Cal Fire eyes close of 2019 wildfire season, upgrades to air fleet

The dry October and November that preceded this week have kept several air attack bases open, and Cal Fire officials don’t expect to put a wrap on the 2019 season until almost Christmas.|

A succession of winter storms and December’s arrival are allowing much of California’s wildland firefighting apparatus to ramp down, including Cal Fire air attack bases, where work is already underway to upgrade the state’s aerial firefighting fleet for next year.

The air base next to Charles M. Schulz-Sonoma County Airport - one of 13 across the state - was fully staffed early this week as one of three still open to cover all of Northern California in case of a wildland fire.

But active operations were largely at a standstill, a sharp contrast from a month ago, when the Kincade fire in Sonoma County was churning through rural acreage outside Windsor and Healdsburg, on its way to becoming the largest California wildfire of the year, at ?77,758 acres. It destroyed 374 structures, including 174 homes.

On Monday, crew members sat around a coffee table inside a break room at the Sonoma base, some scanning their cellphones as they awaited their next assignment. After lunch, they were scheduled to test repairs on the landing gear of two small 1960s-era air tankers housed at the base for fire retardant drops.

“This might be our last hurrah for a little bit,” said Cal Fire Capt. Nick Welch, who leads the local base. “It’s winding down, but you never know what Mother Nature has in store.”

Despite the massive blow delivered by the Kincade fire, California faced one of its lightest fire seasons in nearly a decade, according to Cal Fire statistics. Including federal lands, 252,700 acres burned this year, compared to 1.6 million acres in 2018, and about 670,000 acres in 2017 - a year that included the devastating North ?Bay fires.

Aside from the Kincade fire, only 2,400 acres burned in 2019 across Sonoma, Lake, Marin, Mendocino, Napa and Solano counties.

“It has been one of the slower fire seasons in many, many years,” said Amy Head, a Cal Fire spokeswoman. “The Kincade fire is what bumped us way up. If we had not had that fire, it might have been one of slowest fire seasons in a long time.”

The dry October and November that preceded this week have kept several air attack bases open but Cal Fire officials could put a wrap on the 2019 season by Christmas, depending on shifting and unpredictable weather patterns. The base in Santa Rosa is set to close for the season on Dec. 8.
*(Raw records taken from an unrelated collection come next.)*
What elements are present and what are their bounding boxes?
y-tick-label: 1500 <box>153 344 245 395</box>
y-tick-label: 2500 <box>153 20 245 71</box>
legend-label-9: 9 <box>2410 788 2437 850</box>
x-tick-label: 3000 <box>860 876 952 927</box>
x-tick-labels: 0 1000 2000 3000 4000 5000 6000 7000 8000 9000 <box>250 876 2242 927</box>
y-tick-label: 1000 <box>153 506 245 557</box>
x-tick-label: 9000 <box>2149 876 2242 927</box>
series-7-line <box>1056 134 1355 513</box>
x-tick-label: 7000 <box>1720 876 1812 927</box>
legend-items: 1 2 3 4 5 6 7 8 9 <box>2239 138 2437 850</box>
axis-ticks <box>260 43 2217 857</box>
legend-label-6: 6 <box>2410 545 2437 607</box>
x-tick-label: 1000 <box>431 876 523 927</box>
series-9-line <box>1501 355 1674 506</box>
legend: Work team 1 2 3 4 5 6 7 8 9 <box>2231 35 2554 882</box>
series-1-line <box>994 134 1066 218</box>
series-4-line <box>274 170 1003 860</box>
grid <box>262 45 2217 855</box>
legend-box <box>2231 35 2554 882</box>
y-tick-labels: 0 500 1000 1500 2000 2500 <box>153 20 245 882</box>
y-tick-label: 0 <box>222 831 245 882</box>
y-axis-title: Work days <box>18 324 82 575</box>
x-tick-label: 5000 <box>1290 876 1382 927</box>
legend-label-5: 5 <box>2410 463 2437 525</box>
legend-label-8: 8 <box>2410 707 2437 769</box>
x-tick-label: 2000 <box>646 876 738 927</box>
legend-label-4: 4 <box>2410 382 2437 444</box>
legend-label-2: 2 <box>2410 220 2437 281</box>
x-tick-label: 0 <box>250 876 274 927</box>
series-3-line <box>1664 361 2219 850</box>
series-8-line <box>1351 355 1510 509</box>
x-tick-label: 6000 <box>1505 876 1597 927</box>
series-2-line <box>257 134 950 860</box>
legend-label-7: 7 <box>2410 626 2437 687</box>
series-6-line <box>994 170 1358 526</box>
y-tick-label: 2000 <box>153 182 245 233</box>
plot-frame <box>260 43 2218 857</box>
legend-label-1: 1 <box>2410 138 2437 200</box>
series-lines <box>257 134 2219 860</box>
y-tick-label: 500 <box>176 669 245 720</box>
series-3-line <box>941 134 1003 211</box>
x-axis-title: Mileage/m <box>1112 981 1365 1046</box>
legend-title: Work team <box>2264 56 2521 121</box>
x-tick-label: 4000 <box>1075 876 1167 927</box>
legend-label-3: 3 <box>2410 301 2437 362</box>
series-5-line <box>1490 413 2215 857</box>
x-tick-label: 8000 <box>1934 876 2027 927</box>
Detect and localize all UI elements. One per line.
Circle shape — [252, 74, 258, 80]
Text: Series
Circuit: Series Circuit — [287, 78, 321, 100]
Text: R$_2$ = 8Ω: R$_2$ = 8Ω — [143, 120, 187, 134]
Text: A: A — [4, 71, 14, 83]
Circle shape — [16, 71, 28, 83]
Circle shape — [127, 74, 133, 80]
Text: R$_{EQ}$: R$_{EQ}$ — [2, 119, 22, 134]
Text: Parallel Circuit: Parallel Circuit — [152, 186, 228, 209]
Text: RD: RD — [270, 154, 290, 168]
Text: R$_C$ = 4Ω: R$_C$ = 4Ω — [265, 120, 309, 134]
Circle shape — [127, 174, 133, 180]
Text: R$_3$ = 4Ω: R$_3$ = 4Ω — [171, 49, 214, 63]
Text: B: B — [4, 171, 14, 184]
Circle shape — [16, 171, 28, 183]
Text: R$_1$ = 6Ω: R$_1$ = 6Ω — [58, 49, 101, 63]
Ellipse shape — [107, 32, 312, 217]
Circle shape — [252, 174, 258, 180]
So while crews are on duty, there’s work to be done.

Out on the tarmac at the Sonoma County Airport, contracted Cal Fire pilots fired up the thundering engines on the pair of dual-?propeller S-2T tankers and taxied out to the runway for simulated takeoffs. There, they mashed the throttle to the speed at liftoff before letting off the gas and returning to base for the mechanic’s once-over of the retooled landing gear.

“Still attached?” Welch said, joking with longtime pilot Bill Buckley, who had stepped out of the cockpit and returned to the ground.

“Yep, still attached, but shaking. It’s just an old airplane,” Buckley said of the tanker, its production date worn off from age. “It needs constant work. You’ve got to look at them all the time.”

But some newer aircraft are joining the fleet.

Cal Fire has secured the first of seven donated C-130 air tankers, which offer more firefighting capacity against the kind of wind-driven fires that have menaced the state in recent years. The four-engine Lockheed Martin aircrafts pack a heavier punch than the agency’s current fleet, with payloads nearly four times that of the S-2Ts.

The 150,000-pound C-130s, passed down from the Coast Guard, still require conversions to add their 4,000-gallon retardant tanks and new paint jobs signifying Cal Fire ownership.

The agency expects the first of the larger tankers to be ready for action in 2021 and the last by 2024. In the meantime it plans to lease one, as it did this year, for the next fire season, said Cal Fire spokesman Scott McLean.

The smaller, more maneuverable planes won’t be retired yet, and are still plenty useful. They will remain stationed across the agency’s air bases, along with scout planes to help guide retardant drops, for initial attacks, boosting Cal Fire’s total aircraft to 60 - the largest for any fire agency in the nation, and likely the world, McLean said.

“It’s definitely complementing our fleet,” he said. “There is a purpose for every aircraft. The fire will dictate to us what the need will be. It all depends on the incident.”

While the air tankers are hand-me-downs, Cal Fire is also buying 12 new Blackhawk helicopters - dubbed “Firehawks” - to replace its dozen Huey helicopters that also date back to the 1960s and use long-lined buckets to make water drops on fires. The new Sikorsky-built choppers, which cost $25 million apiece - an expenditure covered through previously earmarked state funds - will be outfitted with snorkels to slurp up supplies from nearby water bodies. They will also be equipped for the first time with special instruments to assist with night missions, when most firefighting aircraft are grounded.

“What we have now is outstanding,” said Welch. “But to enhance our fleet and our abilities with larger aircraft and new technologies is tremendous.”